14
message db "Enter a digit ", 0xA,0xD
Length equ $- message

Is it used to get the length of a string?
How does it work internally?

Peter Cordes
  • 245,674
  • 35
  • 423
  • 606
Naveen prakash
  • 309
  • 4
  • 9
  • 5
    Have you tried [reading the documentation](http://www.nasm.us/doc/)? – Some programmer dude Nov 26 '17 at 09:36
  • 3
    I tried but could not understand! – Naveen prakash Nov 26 '17 at 09:37
  • 1
    `$` is usually referred to as the “location counter”. (In other assemblers it can be `*` or `.`) – Paul R Nov 26 '17 at 09:42
  • Related: what happens if you put `Length equ $- message` in the wrong place might help you understand how it works: https://stackoverflow.com/questions/26897633/in-nasm-labels-next-to-each-other-in-memory-are-causing-printing-issues – Peter Cordes Nov 26 '17 at 09:47
  • 3
    (`I tried but could not understand!` there's nothing wrong with failing. But it doesn't hurt to document and present what you have tried - even if it should go without saying that you tried *something* before asking for help.) – greybeard Nov 26 '17 at 09:58
  • also it helps tremendously to explain, which parts of docs you *do* understand, and which not... especially, if you don't understand particular word, etc... Then the answers may explain you things which you don't understand. (explaining whole `$` business from scratch would involve explaining you what is computer, what is CPU, etc... a whole book). – Ped7g Nov 26 '17 at 13:12
  • BTW, did you mean `0xD, 0xA` (CR LF) rather than the other way around? – Toby Speight Jan 12 '18 at 15:06

1 Answers1

23

This gets the assembler to calculate the string length for you at assemble time

$ is the address of the current position before emitting the bytes (if any) for the line it appears on. Section 3.5 of the manual doesn't go into much detail.

$ - msg is like doing here - msg, i.e. the distance in bytes between the current position (at the end of the string) and the start of the string. (See also this tutorial on NASM labels and directives like resb)

(Related: Most other x86 assemblers also use $ the same way, except for GAS which uses . (period). MMIX assembler uses @, which has the right semantic meaning).


To understand it better, it may help to see what happens when you get it wrong: In NASM labels next to each other in memory are causing printing issues. This person used

HELLO_MSG db 'Hello, World!',0
GOODBYE_MSG db 'Goodbye!',0

hlen equ $ - HELLO_MSG
glen equ $ - GOODBYE_MSG

resulting in hlen including the length of both strings.

EQU evaluates the right hand side right away, to a constant value. (In some assemblers like FASM, equ is a text substitution and you have to use glen = $ - GOODBYE_MSG to evaluate with $ at this position, instead of evaluating $ in a later mov ecx, glen instruction or something.

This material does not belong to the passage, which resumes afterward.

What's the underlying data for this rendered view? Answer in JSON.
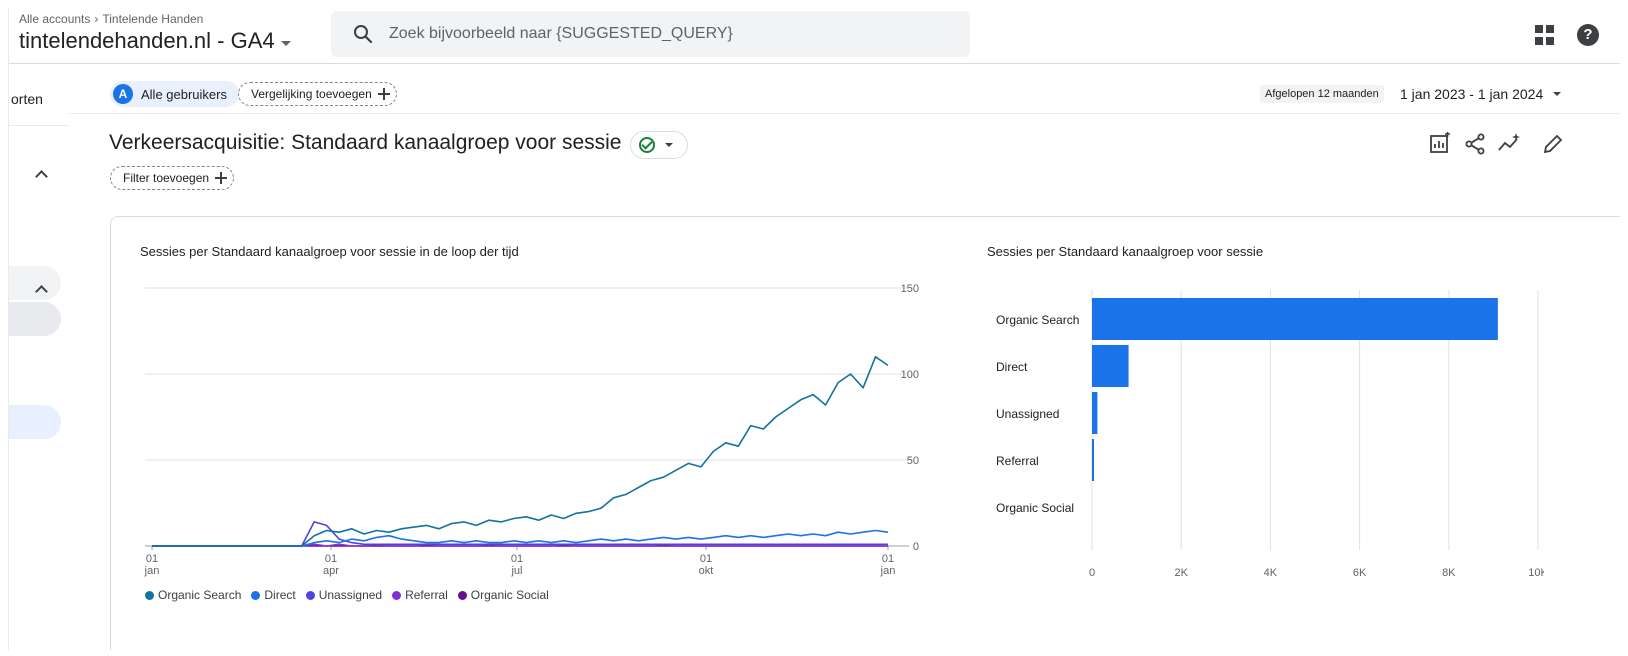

But NASM's equ evaluates on the spot; use %define for text substitutions)


Using $ is exactly equivalent to putting a label at the start of the line and using it instead of $.

The object-size example can also be done using regular labels:

msg:   db "Enter a digit "
msgend: 
Length equ msgend - msg
Length2 equ $ - msg     ; Length2 = Length

newline: db 0xA,0xD
Length3 equ $ - msg     ; Length3 includes the \n\r LF CR sequence as well.
                        ; sometimes that *is* what you want

You can put Length equ msgend - msg anywhere, or mov ecx, msgend - msg directly. (It's sometimes useful to have a label on the end of something, e.g. cmp rsi, msgend / jb .loop at the bottom of a loop.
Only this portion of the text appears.